Avantager les effrontés

Par: Annie-Ève Collin

Avantager les effrontés en milieu scolaire


Ceux qui enseignent peuvent tous en témoigner : quand on donne une échéance pour un travail, même si on est très clair à l'effet que l'échéance est telle date et qu'aucun retard ne sera toléré, il y a des élèves qui sont plus volontaires que d'autres pour quémander des privilèges. Ils trouvent 1001 raisons de dire que ce n'est pas leur faute s'ils n'ont pas pu terminer le travail à temps et qu'il serait injuste de les pénaliser ; ce qui serait juste, de leur point de vue, ce serait de leur donner plus de temps qu'aux autres, parce qu'après tout, eux, ils vivent une situation que les autres ne vivent pas.

 

La même chose est vraie pour les critères de correction : on a beau avoir donné des critères clairs, avoir fait bien comprendre aux élèves ce qu'ils devaient maîtriser pour une évaluation, il y en a toujours qui trouvent toutes sortes de raisons pour dire qu'eux, ils sont dans une situation qui fait que ce n'est pas leur faute s'ils n'ont pas rempli tel ou tel critère, et qu'ils devraient avoir une meilleure note que celle que le professeur leur a donnée, même si la note respecte entièrement les critères de correction annoncés.

 

Et savez-vous ce que ça donne quand les professeurs cèdent à ce genre de chose? Ça crée des inégalités. Ça fait en sorte d'avantager les élèves les moins responsables, ceux qui sont doués pour trouver des raisons de dire que les choses ne sont pas leur faute, ceux qui s'attendent à ce que ce soit le professeur qui fasse des changements pour eux plutôt que de s'ajuster aux situations dont ils pouvaient prendre connaissance d'avance, en comprenant que toute la classe est concernée, pas seulement leur petite personne. Les élèves effrontés, quoi!

 

Ça fait en sorte d'avantager ce genre d'élèves, au détriment des élèves qui ont compris que les règles sont les mêmes pour tout le monde, et qui prennent la responsabilité de faire ce qu'ils ont à faire pour que leurs travaux soient conformes aux exigences et pour les remettre à temps, ou qui dans le pire des cas, assument les conséquences que ça a pour eux quand ils ne font pas ce qu'ils ont à faire.

 

Certains professeurs raisonnent comme ceci : "Cet élève-là était dans une situation particulière. J'imagine que si d'autres avaient eu besoin d'un accommodement spécial, ils seraient aussi venus me le demander." Eh bien non, justement ! Non, parce qu'il y a des gens qui, sachant qu'ils sont dans une situation X, trouvent des moyens de respecter les mêmes consignes ou règles ou contraintes que les autres malgré leur situation.

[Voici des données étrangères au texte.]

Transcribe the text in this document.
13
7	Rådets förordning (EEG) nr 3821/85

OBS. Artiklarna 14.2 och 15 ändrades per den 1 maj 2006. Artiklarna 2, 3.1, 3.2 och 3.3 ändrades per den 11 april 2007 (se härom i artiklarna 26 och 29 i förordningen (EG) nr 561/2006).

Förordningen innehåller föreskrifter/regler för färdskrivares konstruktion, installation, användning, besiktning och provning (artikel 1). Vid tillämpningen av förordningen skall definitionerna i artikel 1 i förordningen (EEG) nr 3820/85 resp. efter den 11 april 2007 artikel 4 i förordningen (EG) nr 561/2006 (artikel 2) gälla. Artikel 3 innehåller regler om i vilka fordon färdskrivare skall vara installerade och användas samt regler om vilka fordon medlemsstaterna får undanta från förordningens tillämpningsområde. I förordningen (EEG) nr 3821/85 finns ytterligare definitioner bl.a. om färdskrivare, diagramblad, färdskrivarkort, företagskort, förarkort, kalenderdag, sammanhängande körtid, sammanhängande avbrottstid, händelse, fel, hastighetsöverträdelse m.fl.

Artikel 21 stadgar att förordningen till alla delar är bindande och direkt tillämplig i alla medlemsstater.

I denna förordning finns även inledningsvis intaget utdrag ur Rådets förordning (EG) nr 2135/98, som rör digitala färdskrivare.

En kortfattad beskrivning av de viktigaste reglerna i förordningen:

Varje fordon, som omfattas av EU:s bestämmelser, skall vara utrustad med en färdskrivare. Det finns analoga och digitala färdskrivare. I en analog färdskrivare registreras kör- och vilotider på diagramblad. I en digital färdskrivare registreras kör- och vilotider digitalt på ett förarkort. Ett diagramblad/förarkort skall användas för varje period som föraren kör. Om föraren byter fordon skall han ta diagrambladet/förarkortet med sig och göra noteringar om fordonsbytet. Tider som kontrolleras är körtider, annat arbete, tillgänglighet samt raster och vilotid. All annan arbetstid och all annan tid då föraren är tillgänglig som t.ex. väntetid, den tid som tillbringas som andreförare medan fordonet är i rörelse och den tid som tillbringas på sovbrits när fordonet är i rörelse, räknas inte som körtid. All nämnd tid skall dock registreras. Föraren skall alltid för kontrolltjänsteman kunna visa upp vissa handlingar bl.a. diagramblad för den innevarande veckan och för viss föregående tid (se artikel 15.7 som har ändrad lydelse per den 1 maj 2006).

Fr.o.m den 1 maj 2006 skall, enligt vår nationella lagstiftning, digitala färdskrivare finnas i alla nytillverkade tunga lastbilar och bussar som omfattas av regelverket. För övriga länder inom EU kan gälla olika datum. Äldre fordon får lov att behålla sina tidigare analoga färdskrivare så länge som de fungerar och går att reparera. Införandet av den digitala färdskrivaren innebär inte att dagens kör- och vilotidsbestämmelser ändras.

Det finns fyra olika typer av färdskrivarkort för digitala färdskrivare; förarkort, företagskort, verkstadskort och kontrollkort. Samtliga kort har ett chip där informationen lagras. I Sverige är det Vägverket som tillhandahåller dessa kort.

Pas étonnant que, quand les professeurs cèdent à ce genre de chose et que des élèves l'apprennent, il y a des élèves qui disent : "C'est injuste! Moi, j'ai écouté, lu et compris les consignes et je me suis arrangé pour les suivre! Si j'avais su, moi aussi, j'aurais demandé du temps de plus ou une correction moins sévère!"

 

Les établissements scolaires ont des règles. On prévoit des situations particulières qui justifient l'absence à une évaluation ou encore un retard dans l'apprentissage. Les élèves dont la situation est prévue par ces règles, doivent apporter la preuve qu'ils ont bien droit à un accommodement. Les professeurs devraient s'en tenir strictement à ça. Si des professeurs respectent les règles et d'autres pas, vous savez ce que ça fait? Des inégalités ! Et des inégalités d'autant plus odieuses qu'elles avantagent les effrontés au détriment de ceux qui prennent leurs responsabilités. 

 

Ce genre de raisonnement de la part d'un professeur - supposer que si un élève a besoin d'un traitement spécial, il le demande, et que ceux qui ne le demandent pas n'en ont pas besoin - est d'autant plus problématique que ça revient à laisser chaque élève juger de si sa situation est vraiment particulière et justifie un traitement spécial. 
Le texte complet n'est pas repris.